There was a telling little article from David Common on CBC's web site today. Apparently Canada's Defence Department would rather not bother you with any information about casualties suffered by our forces in Afghanistan:
...a great many Canadian soldiers are being injured in Afghanistan. And we’re not hearing about it.
The question now is, why? Two years ago, at the outset of this more dangerous mission in southern Afghanistan, any and every injury was made public to journalists embedded with Canadian soldiers in Kandahar, and with Canadians at large.
A new policy has clearly emerged. Deaths are still reported but injuries are not, unless one of two scenarios exists. The first is if the injury is so severe, it may very well result in death. The second is if journalists already know about it. If a journalist happens to be in a convoy that is hit and sees the injury, they’ll obviously know about it.
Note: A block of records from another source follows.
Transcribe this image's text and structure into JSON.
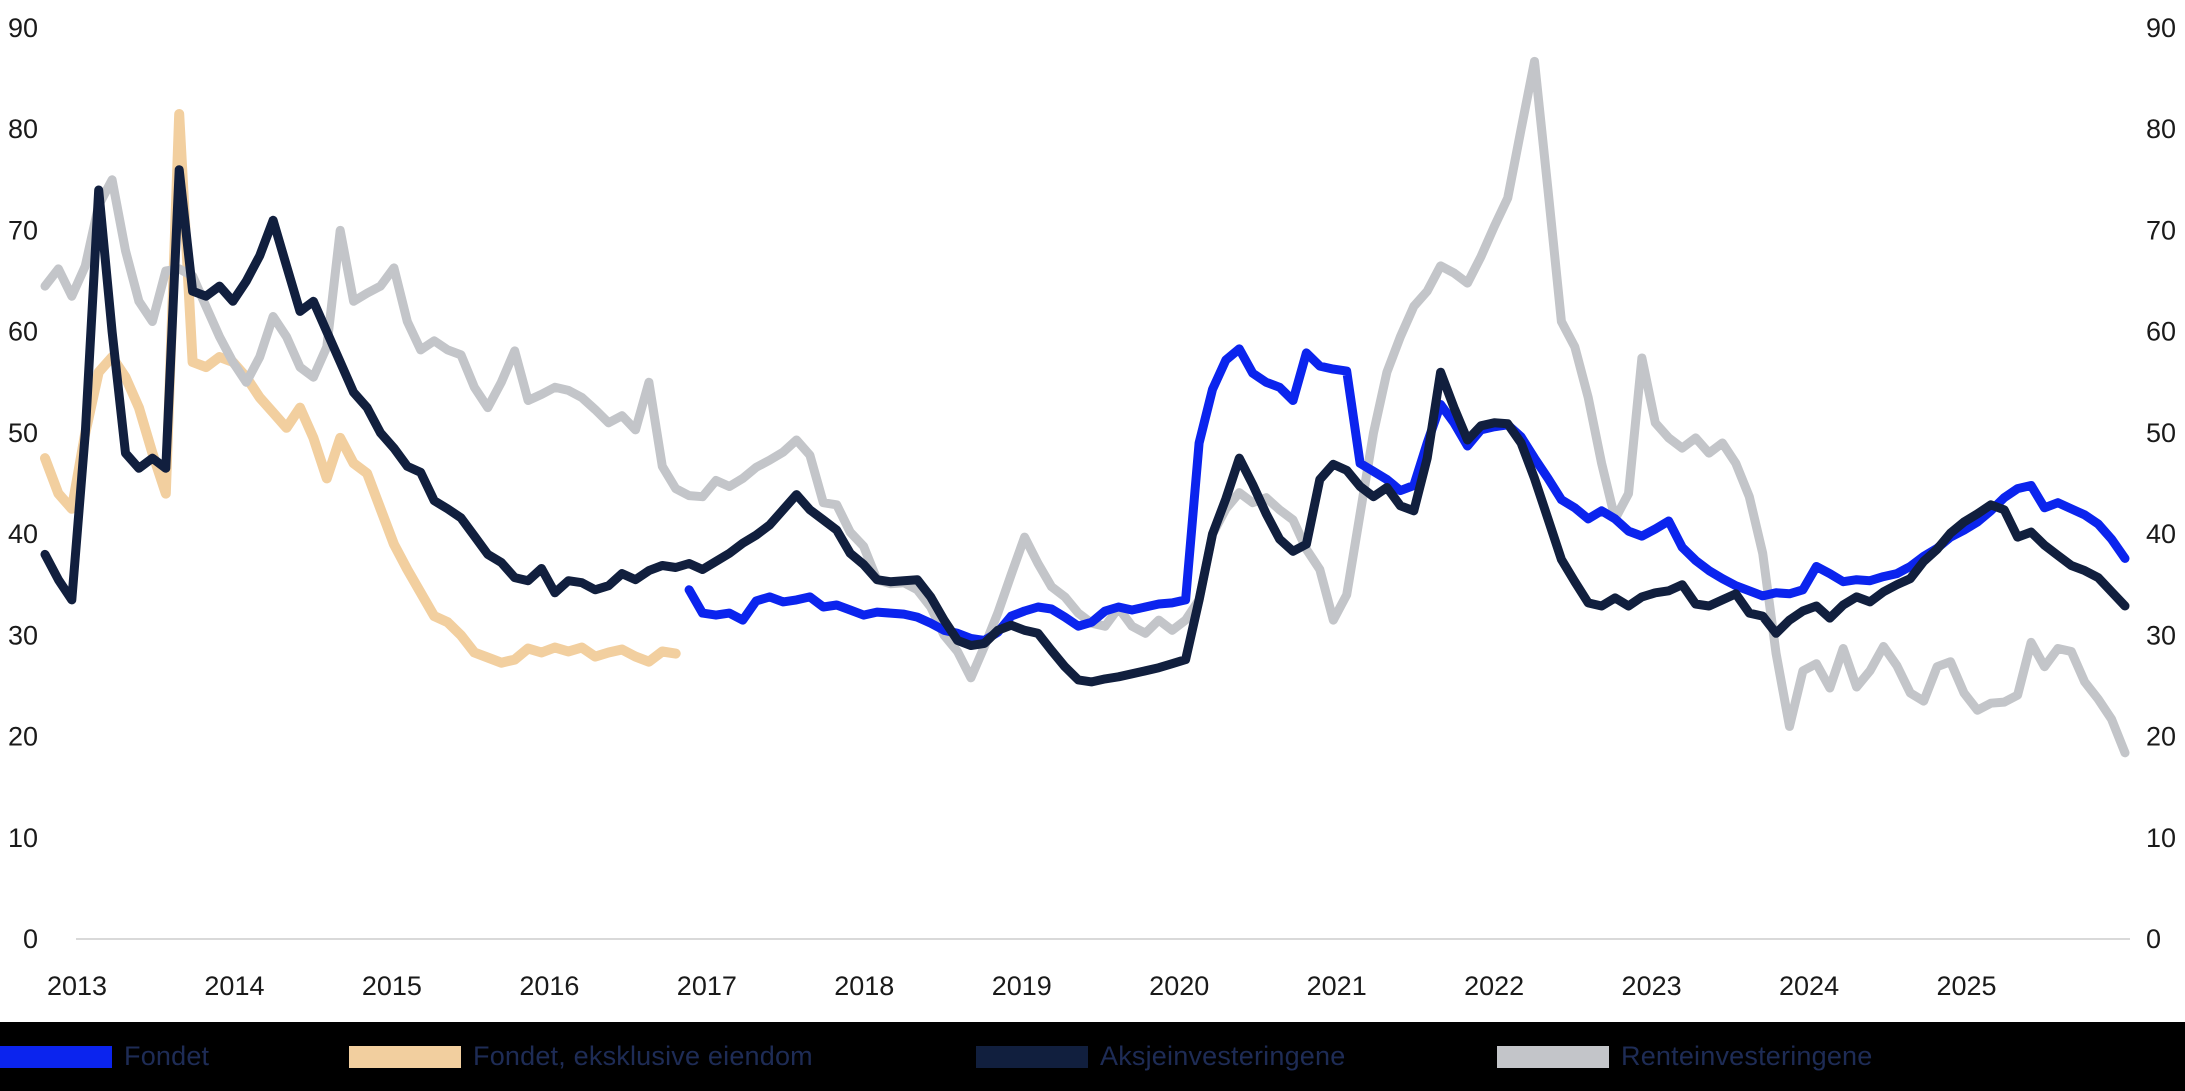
{
  "chart_data": {
    "type": "line",
    "title": "",
    "x_start": "2013-01",
    "x_end": "2025-12",
    "months_total": 156,
    "x_tick_labels": [
      "2013",
      "2014",
      "2015",
      "2016",
      "2017",
      "2018",
      "2019",
      "2020",
      "2021",
      "2022",
      "2023",
      "2024",
      "2025"
    ],
    "y_ticks": [
      0,
      10,
      20,
      30,
      40,
      50,
      60,
      70,
      80,
      90
    ],
    "ylim": [
      0,
      90
    ],
    "y_axis_sides": [
      "left",
      "right"
    ],
    "grid": false,
    "baseline_color": "#d9d9d9",
    "axis_text_color": "#1a1a1a",
    "legend_position": "bottom",
    "z_order": [
      1,
      3,
      0,
      2
    ],
    "series": [
      {
        "id": "fondet",
        "name": "Fondet",
        "color": "#0b24ee",
        "width": 9,
        "start_month_index": 48,
        "values": [
          34.5,
          32.2,
          32,
          32.2,
          31.5,
          33.4,
          33.8,
          33.3,
          33.5,
          33.8,
          32.8,
          33,
          32.5,
          32,
          32.3,
          32.2,
          32.1,
          31.8,
          31.2,
          30.5,
          30.2,
          29.7,
          29.5,
          30.3,
          31.9,
          32.4,
          32.8,
          32.6,
          31.8,
          30.9,
          31.3,
          32.4,
          32.8,
          32.5,
          32.8,
          33.1,
          33.2,
          33.5,
          49,
          54.3,
          57.2,
          58.3,
          55.9,
          55,
          54.5,
          53.2,
          57.9,
          56.6,
          56.3,
          56.1,
          47,
          46.2,
          45.4,
          44.3,
          44.8,
          49,
          52.8,
          51,
          48.7,
          50.3,
          50.6,
          50.8,
          49.6,
          47.5,
          45.5,
          43.4,
          42.6,
          41.5,
          42.3,
          41.5,
          40.3,
          39.8,
          40.5,
          41.3,
          38.7,
          37.4,
          36.4,
          35.6,
          34.9,
          34.4,
          33.9,
          34.2,
          34.1,
          34.5,
          36.8,
          36.1,
          35.3,
          35.5,
          35.4,
          35.8,
          36.1,
          36.8,
          37.8,
          38.6,
          39.7,
          40.4,
          41.2,
          42.3,
          43.6,
          44.5,
          44.8,
          42.6,
          43.1,
          42.5,
          41.9,
          41,
          39.5,
          37.6
        ]
      },
      {
        "id": "fondet-ekskl-eiendom",
        "name": "Fondet, eksklusive eiendom",
        "color": "#f2cf9f",
        "width": 10,
        "start_month_index": 0,
        "values": [
          47.5,
          44,
          42.5,
          50,
          56,
          57.5,
          55.5,
          52.5,
          48,
          44,
          81.5,
          57,
          56.5,
          57.5,
          57,
          55.5,
          53.5,
          52,
          50.5,
          52.5,
          49.5,
          45.5,
          49.5,
          47,
          46,
          42.5,
          39,
          36.5,
          34.2,
          31.9,
          31.3,
          30,
          28.3,
          27.8,
          27.3,
          27.6,
          28.7,
          28.3,
          28.8,
          28.4,
          28.8,
          27.9,
          28.3,
          28.6,
          27.9,
          27.4,
          28.4,
          28.2
        ]
      },
      {
        "id": "aksjeinvesteringene",
        "name": "Aksjeinvesteringene",
        "color": "#111f3e",
        "width": 9,
        "start_month_index": 0,
        "values": [
          38,
          35.5,
          33.5,
          50,
          74,
          60,
          48,
          46.5,
          47.5,
          46.5,
          76,
          64,
          63.5,
          64.5,
          63,
          65,
          67.5,
          71,
          66.5,
          62,
          63,
          60,
          57,
          54,
          52.5,
          50,
          48.5,
          46.7,
          46.1,
          43.3,
          42.5,
          41.6,
          39.8,
          38,
          37.2,
          35.7,
          35.4,
          36.6,
          34.2,
          35.4,
          35.2,
          34.5,
          34.9,
          36.1,
          35.5,
          36.4,
          36.9,
          36.7,
          37.1,
          36.5,
          37.3,
          38.1,
          39.1,
          39.9,
          40.9,
          42.4,
          43.9,
          42.4,
          41.4,
          40.4,
          38.1,
          37,
          35.5,
          35.3,
          35.4,
          35.5,
          33.8,
          31.5,
          29.5,
          29,
          29.2,
          30.5,
          31,
          30.5,
          30.2,
          28.5,
          26.9,
          25.6,
          25.4,
          25.7,
          25.9,
          26.2,
          26.5,
          26.8,
          27.2,
          27.6,
          33.5,
          40,
          43.5,
          47.5,
          44.9,
          42,
          39.5,
          38.3,
          39,
          45.4,
          46.9,
          46.3,
          44.7,
          43.7,
          44.6,
          42.8,
          42.3,
          47.5,
          56,
          52.5,
          49.3,
          50.7,
          51,
          50.9,
          49,
          45.5,
          41.5,
          37.5,
          35.3,
          33.2,
          32.9,
          33.7,
          32.9,
          33.8,
          34.2,
          34.4,
          35,
          33.1,
          32.9,
          33.5,
          34.1,
          32.2,
          31.9,
          30.2,
          31.5,
          32.4,
          32.9,
          31.7,
          33,
          33.8,
          33.3,
          34.3,
          35,
          35.6,
          37.3,
          38.5,
          40.1,
          41.2,
          42,
          42.9,
          42.4,
          39.7,
          40.2,
          38.9,
          37.9,
          36.9,
          36.4,
          35.7,
          34.3,
          32.9
        ]
      },
      {
        "id": "renteinvesteringene",
        "name": "Renteinvesteringene",
        "color": "#c3c5c9",
        "width": 9,
        "start_month_index": 0,
        "values": [
          64.5,
          66.2,
          63.5,
          66.5,
          72.5,
          75,
          68,
          63,
          61,
          66,
          66.2,
          65.5,
          62.5,
          59.5,
          57,
          55,
          57.5,
          61.5,
          59.5,
          56.5,
          55.5,
          58.5,
          70,
          63,
          63.8,
          64.5,
          66.3,
          61,
          58.2,
          59.1,
          58.2,
          57.7,
          54.5,
          52.5,
          55,
          58.1,
          53.2,
          53.8,
          54.5,
          54.2,
          53.5,
          52.3,
          51,
          51.7,
          50.3,
          55,
          46.7,
          44.5,
          43.8,
          43.7,
          45.3,
          44.7,
          45.5,
          46.6,
          47.3,
          48.1,
          49.3,
          47.8,
          43.1,
          42.9,
          40.2,
          38.8,
          35.5,
          35.1,
          35.2,
          34.5,
          32.8,
          30,
          28.4,
          25.8,
          28.9,
          32.2,
          36,
          39.7,
          37.1,
          34.8,
          33.8,
          32.2,
          31.2,
          30.9,
          32.7,
          30.9,
          30.2,
          31.5,
          30.5,
          31.5,
          33.5,
          40,
          42.5,
          44.1,
          43.1,
          43.6,
          42.4,
          41.4,
          38.5,
          36.5,
          31.5,
          34,
          42,
          50,
          56,
          59.5,
          62.5,
          64,
          66.5,
          65.8,
          64.8,
          67.4,
          70.4,
          73.2,
          80,
          86.7,
          74,
          61,
          58.5,
          53.5,
          47,
          41.5,
          44,
          57.4,
          51,
          49.5,
          48.5,
          49.5,
          48,
          49,
          47,
          43.7,
          38.1,
          28.2,
          21,
          26.5,
          27.2,
          24.8,
          28.7,
          24.9,
          26.5,
          28.9,
          27,
          24.3,
          23.5,
          26.9,
          27.4,
          24.3,
          22.6,
          23.3,
          23.4,
          24.1,
          29.3,
          26.9,
          28.7,
          28.4,
          25.4,
          23.7,
          21.7,
          18.4
        ]
      }
    ]
  },
  "legend": {
    "background": "#000000",
    "text_color": "#1e2c56",
    "items": [
      {
        "label": "Fondet",
        "color": "#0b24ee",
        "x": 0
      },
      {
        "label": "Fondet, eksklusive eiendom",
        "color": "#f2cf9f",
        "x": 349
      },
      {
        "label": "Aksjeinvesteringene",
        "color": "#111f3e",
        "x": 976
      },
      {
        "label": "Renteinvesteringene",
        "color": "#c3c5c9",
        "x": 1497
      }
    ]
  }
}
Injuries are increasingly frequent these days. As many as four roadside bomb strikes happen each week. Soldiers are being injured in the process, some of them seriously. Some of them will lose limbs. Others will have their lives irreparably damaged. We won’t know. Whether we should know is another question.
The point is this: soldiers have died in this place, but many more have been injured. The United States, which is engaged in its own largely unpopular war in Iraq, still releases injury statistics. Canada does not.
Making Canadian casualties disappear from public view is unacceptable.